Nachrichten Juni 2012


ANTILLEN: Droht ein Volksaufstand auf Bonaire?

Bonaire. AF/ND/RNW/VG/VK. 05. Juni 2012.

Die Bewohner der Antilleninsel Bonaire sind unzufrieden mit der Rolle der Niederlande auf der Insel. Vergangenen Samstag warnte die „Aktionsgruppe Besorgte Bonairianer“ in einem Brief, die Situation auf Bonaire drohe außer Kontrolle zu geraten. Ein Volksaufstand gegen die niederländischen Machthaber wie 1969 auf der Nachbarinsel Curaçao sei nicht mehr auszuschließen, so ihr Wortführer Cedric Soleana.

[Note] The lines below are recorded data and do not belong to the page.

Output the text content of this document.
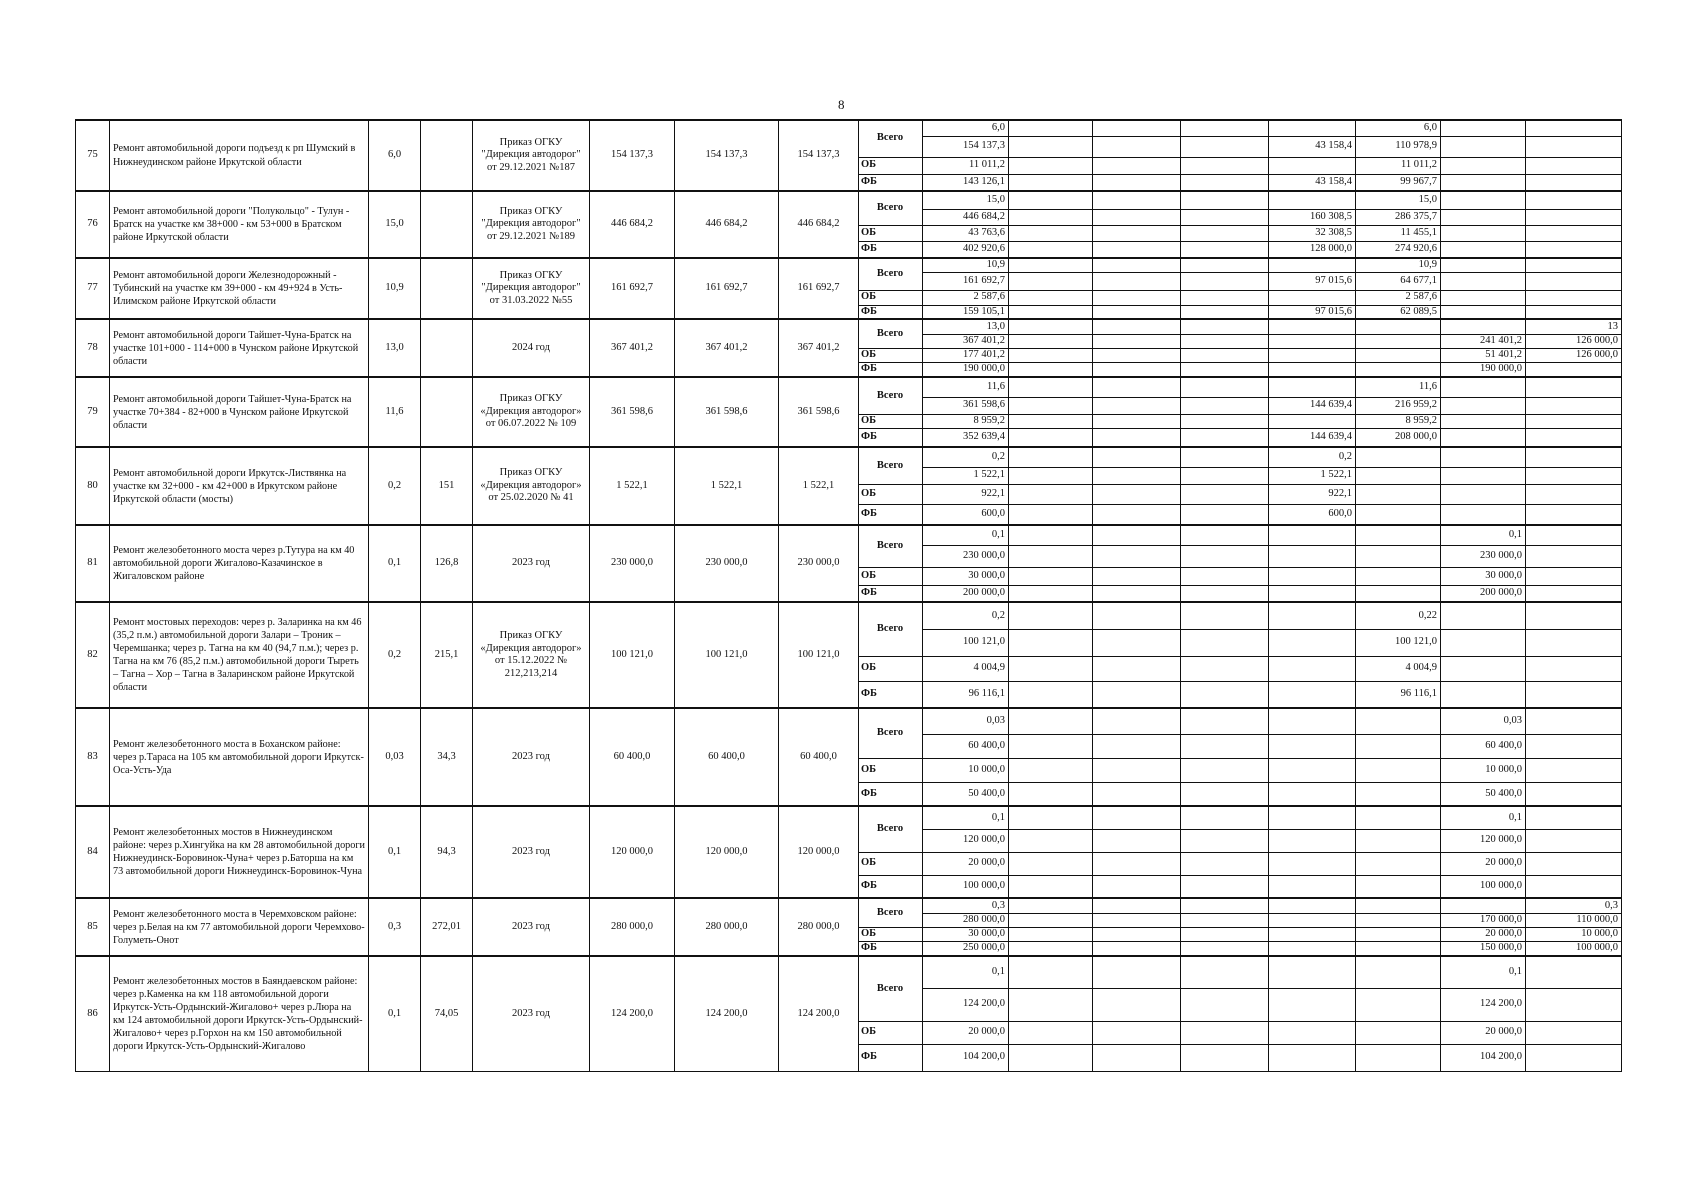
8
75	Ремонт автомобильной дороги подъезд к рп Шумский в Нижнеудинском районе Иркутской области	6,0		Приказ ОГКУ "Дирекция автодорог" от 29.12.2021 №187	154 137,3	154 137,3	154 137,3	Всего	6,0					6,0		
									154 137,3				43 158,4	110 978,9		
								ОБ	11 011,2					11 011,2		
								ФБ	143 126,1				43 158,4	99 967,7		
76	Ремонт автомобильной дороги "Полукольцо" - Тулун - Братск на участке км 38+000 - км 53+000 в Братском районе Иркутской области	15,0		Приказ ОГКУ "Дирекция автодорог" от 29.12.2021 №189	446 684,2	446 684,2	446 684,2	Всего	15,0					15,0		
									446 684,2				160 308,5	286 375,7		
								ОБ	43 763,6				32 308,5	11 455,1		
								ФБ	402 920,6				128 000,0	274 920,6		
77	Ремонт автомобильной дороги Железнодорожный - Тубинский на участке км 39+000 - км 49+924 в Усть-Илимском районе Иркутской области	10,9		Приказ ОГКУ "Дирекция автодорог" от 31.03.2022 №55	161 692,7	161 692,7	161 692,7	Всего	10,9					10,9		
									161 692,7				97 015,6	64 677,1		
								ОБ	2 587,6					2 587,6		
								ФБ	159 105,1				97 015,6	62 089,5		
78	Ремонт автомобильной дороги Тайшет-Чуна-Братск на участке 101+000 - 114+000 в Чунском районе Иркутской области	13,0		2024 год	367 401,2	367 401,2	367 401,2	Всего	13,0							13
									367 401,2						241 401,2	126 000,0
								ОБ	177 401,2						51 401,2	126 000,0
								ФБ	190 000,0						190 000,0	
79	Ремонт автомобильной дороги Тайшет-Чуна-Братск на участке 70+384 - 82+000 в Чунском районе Иркутской области	11,6		Приказ ОГКУ «Дирекция автодорог» от 06.07.2022 № 109	361 598,6	361 598,6	361 598,6	Всего	11,6					11,6		
									361 598,6				144 639,4	216 959,2		
								ОБ	8 959,2					8 959,2		
								ФБ	352 639,4				144 639,4	208 000,0		
80	Ремонт автомобильной дороги Иркутск-Листвянка на участке км 32+000 - км 42+000 в Иркутском районе Иркутской области (мосты)	0,2	151	Приказ ОГКУ «Дирекция автодорог» от 25.02.2020 № 41	1 522,1	1 522,1	1 522,1	Всего	0,2				0,2			
									1 522,1				1 522,1			
								ОБ	922,1				922,1			
								ФБ	600,0				600,0			
81	Ремонт железобетонного моста через р.Тутура на км 40 автомобильной дороги Жигалово-Казачинское в Жигаловском районе	0,1	126,8	2023 год	230 000,0	230 000,0	230 000,0	Всего	0,1						0,1	
									230 000,0						230 000,0	
								ОБ	30 000,0						30 000,0	
								ФБ	200 000,0						200 000,0	
82	Ремонт мостовых переходов: через р. Заларинка на км 46 (35,2 п.м.) автомобильной дороги Залари – Троник – Черемшанка; через р. Тагна на км 40 (94,7 п.м.); через р. Тагна на км 76 (85,2 п.м.) автомобильной дороги Тыреть – Тагна – Хор – Тагна в Заларинском районе Иркутской области	0,2	215,1	Приказ ОГКУ «Дирекция автодорог» от 15.12.2022 № 212,213,214	100 121,0	100 121,0	100 121,0	Всего	0,2					0,22		
									100 121,0					100 121,0		
								ОБ	4 004,9					4 004,9		
								ФБ	96 116,1					96 116,1		
83	Ремонт железобетонного моста в Боханском районе: через р.Тараса на 105 км автомобильной дороги Иркутск-Оса-Усть-Уда	0,03	34,3	2023 год	60 400,0	60 400,0	60 400,0	Всего	0,03						0,03	
									60 400,0						60 400,0	
								ОБ	10 000,0						10 000,0	
								ФБ	50 400,0						50 400,0	
84	Ремонт железобетонных мостов в Нижнеудинском районе: через р.Хингуйка на км 28 автомобильной дороги Нижнеудинск-Боровинок-Чуна+ через р.Баторша на км 73 автомобильной дороги Нижнеудинск-Боровинок-Чуна	0,1	94,3	2023 год	120 000,0	120 000,0	120 000,0	Всего	0,1						0,1	
									120 000,0						120 000,0	
								ОБ	20 000,0						20 000,0	
								ФБ	100 000,0						100 000,0	
85	Ремонт железобетонного моста в Черемховском районе: через р.Белая на км 77 автомобильной дороги Черемхово-Голуметь-Онот	0,3	272,01	2023 год	280 000,0	280 000,0	280 000,0	Всего	0,3							0,3
									280 000,0						170 000,0	110 000,0
								ОБ	30 000,0						20 000,0	10 000,0
								ФБ	250 000,0						150 000,0	100 000,0
86	Ремонт железобетонных мостов в Баяндаевском районе: через р.Каменка на км 118 автомобильной дороги Иркутск-Усть-Ордынский-Жигалово+ через р.Люра на км 124 автомобильной дороги Иркутск-Усть-Ордынский-Жигалово+ через р.Горхон на км 150 автомобильной дороги Иркутск-Усть-Ордынский-Жигалово	0,1	74,05	2023 год	124 200,0	124 200,0	124 200,0	Всего	0,1						0,1	
									124 200,0						124 200,0	
								ОБ	20 000,0						20 000,0	
								ФБ	104 200,0						104 200,0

Bonaire ist geographisch Teil der kleinen Antillen, politisch jedoch zählt die Insel mit ihren rund 15.000 Einwohnern als ‚besondere Gemeinde‘ zu den Niederlanden. Erst vor zwei Jahren war die ehemalige niederländische Kolonialinsel zur eigenständigen Gemeinde ohne provinziale Abhängigkeit innerhalb der Niederlande geworden (NiederlandeNet berichtete).

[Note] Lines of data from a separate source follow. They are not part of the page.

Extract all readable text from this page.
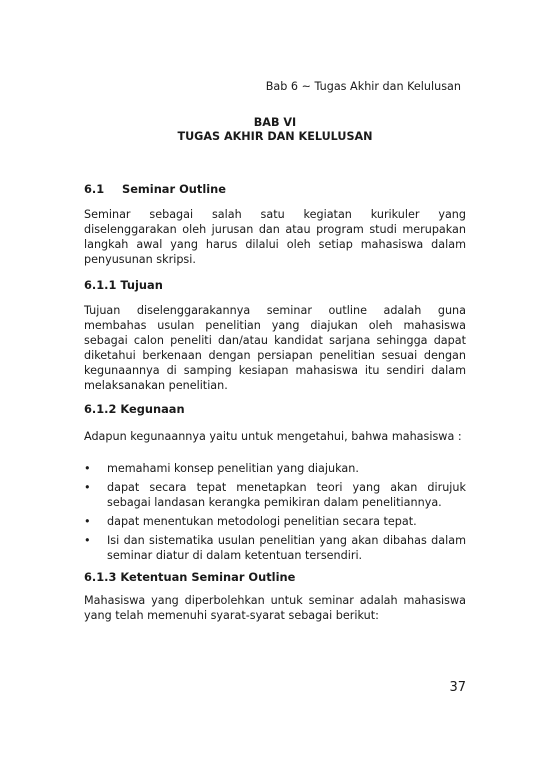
Bab 6 ~ Tugas Akhir dan Kelulusan
BAB VI
TUGAS AKHIR DAN KELULUSAN
6.1 Seminar Outline

Seminar sebagai salah satu kegiatan kurikuler yang diselenggarakan oleh jurusan dan atau program studi merupakan langkah awal yang harus dilalui oleh setiap mahasiswa dalam penyusunan skripsi.

6.1.1 Tujuan

Tujuan diselenggarakannya seminar outline adalah guna membahas usulan penelitian yang diajukan oleh mahasiswa sebagai calon peneliti dan/atau kandidat sarjana sehingga dapat diketahui berkenaan dengan persiapan penelitian sesuai dengan kegunaannya di samping kesiapan mahasiswa itu sendiri dalam melaksanakan penelitian.

6.1.2 Kegunaan

Adapun kegunaannya yaitu untuk mengetahui, bahwa mahasiswa :

• memahami konsep penelitian yang diajukan.
• dapat secara tepat menetapkan teori yang akan dirujuk sebagai landasan kerangka pemikiran dalam penelitiannya.
• dapat menentukan metodologi penelitian secara tepat.
• Isi dan sistematika usulan penelitian yang akan dibahas dalam seminar diatur di dalam ketentuan tersendiri.
6.1.3 Ketentuan Seminar Outline

Mahasiswa yang diperbolehkan untuk seminar adalah mahasiswa yang telah memenuhi syarat-syarat sebagai berikut:

37
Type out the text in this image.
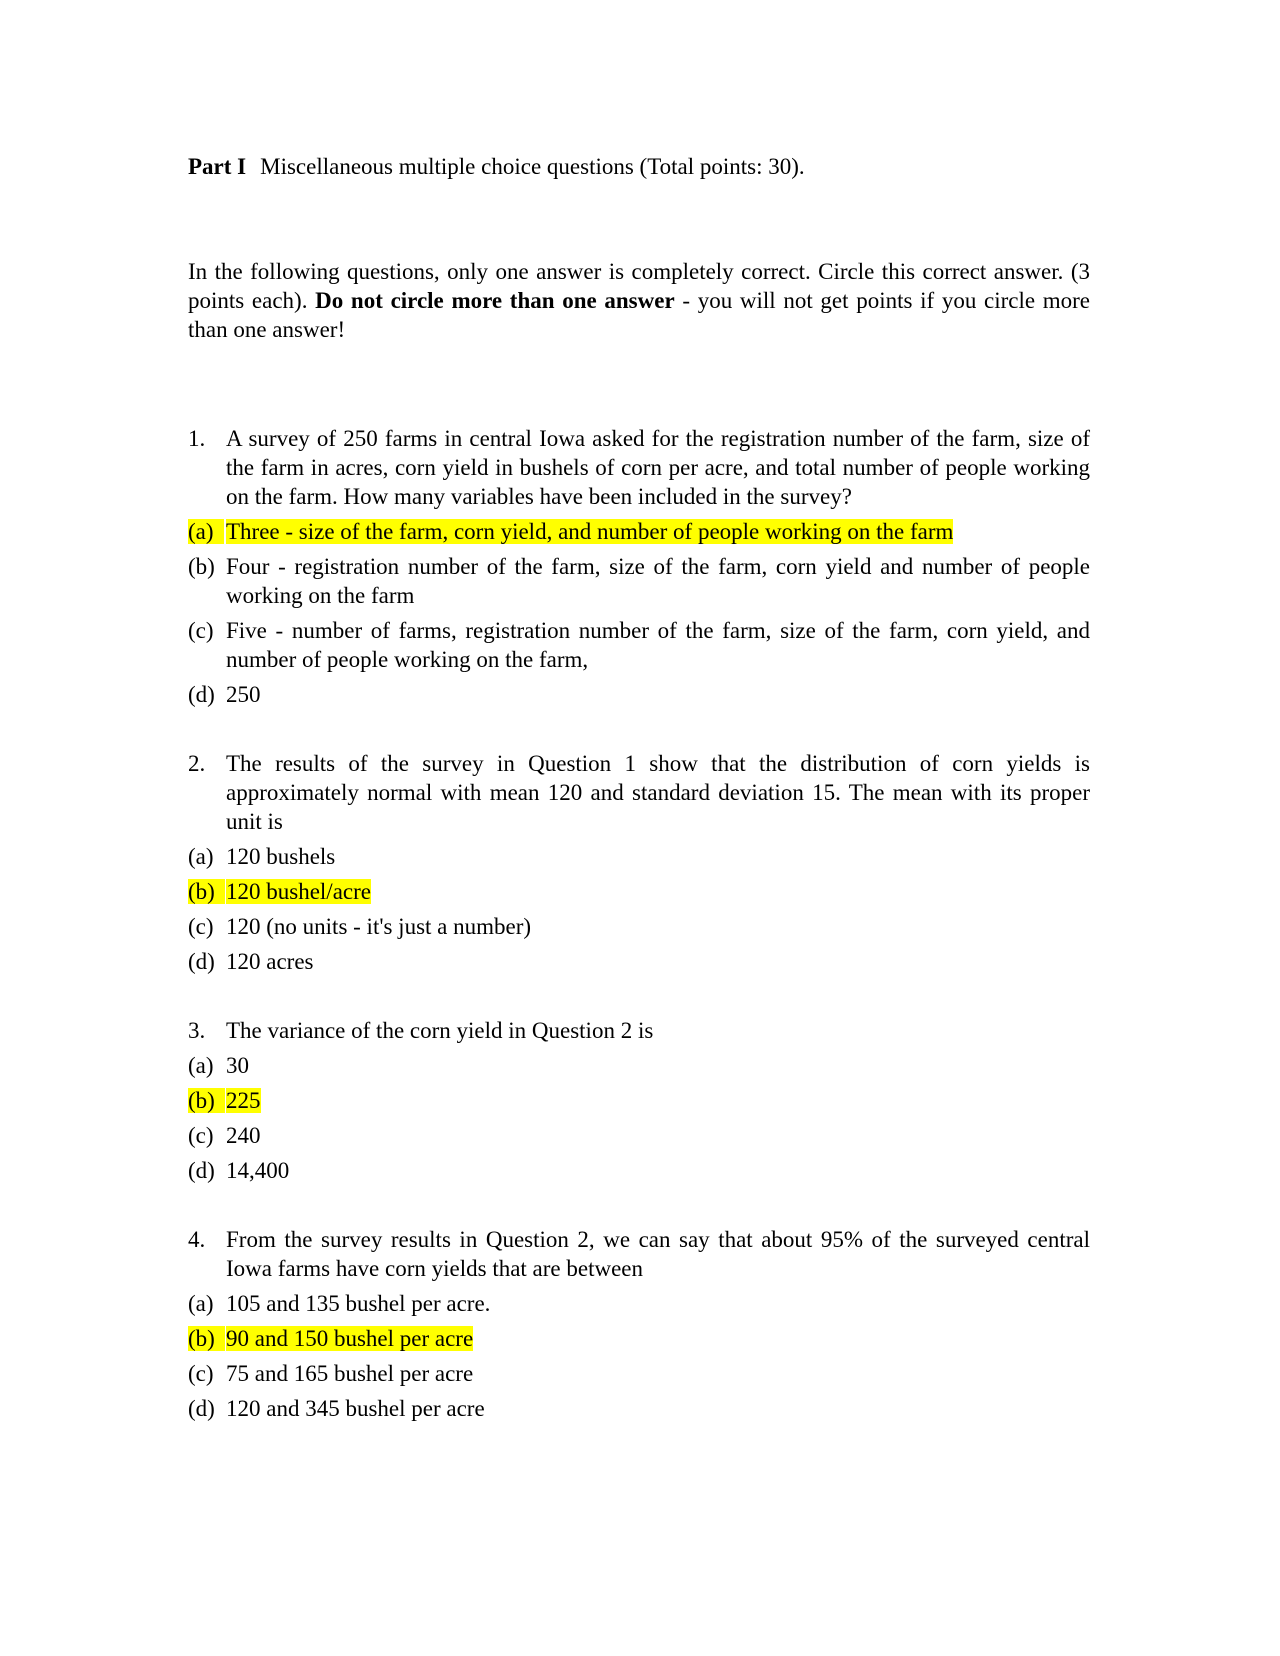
Part I Miscellaneous multiple choice questions (Total points: 30).
In the following questions, only one answer is completely correct. Circle this correct answer. (3 points each). Do not circle more than one answer - you will not get points if you circle more than one answer!
1. A survey of 250 farms in central Iowa asked for the registration number of the farm, size of the farm in acres, corn yield in bushels of corn per acre, and total number of people working on the farm. How many variables have been included in the survey?
(a) Three - size of the farm, corn yield, and number of people working on the farm
(b) Four - registration number of the farm, size of the farm, corn yield and number of people working on the farm
(c) Five - number of farms, registration number of the farm, size of the farm, corn yield, and number of people working on the farm,
(d) 250
2. The results of the survey in Question 1 show that the distribution of corn yields is approximately normal with mean 120 and standard deviation 15. The mean with its proper unit is
(a) 120 bushels
(b) 120 bushel/acre
(c) 120 (no units - it's just a number)
(d) 120 acres
3. The variance of the corn yield in Question 2 is
(a) 30
(b) 225
(c) 240
(d) 14,400
4. From the survey results in Question 2, we can say that about 95% of the surveyed central Iowa farms have corn yields that are between
(a) 105 and 135 bushel per acre.
(b) 90 and 150 bushel per acre
(c) 75 and 165 bushel per acre
(d) 120 and 345 bushel per acre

Trotz dieser Zugehörigkeit zu den Niederlanden, fallen die Sozialleistungen auf Bonaire deutlich geringer aus als in den Niederlanden selbst, so einer der Vorwürfe der Actiegroep Bezorgde Bonairianen. Diese Ungleichheit in der niederländischen Verfassung festzuschreiben, sei „unrechtmäßig und stehe im Widerspruch zu den Menschenrechten“.

„Wir müssen frei sein.“

Weiteren Unmut erzeugen die Einführung des US-Dollar vor einem Jahr sowie die Erhöhung der Steuern, wodurch das Leben für viele der ursprünglichen Inselbewohner unbezahlbar geworden ist. „Meinem Volk steht das Wasser bis zum Hals. Ich weiß von Kindern, die abends vor Hunger weinend ins Bett gehen. Am folgenden Tag gehen sie dann weinend zur Schule. Wir haben die vielen Versprechungen satt. Sie können es als Drohung auffassen, aber die Zeit des Redens ist vorbei“, so Cedric Soleana von der Actiegroep Bezorgde Bonairianen.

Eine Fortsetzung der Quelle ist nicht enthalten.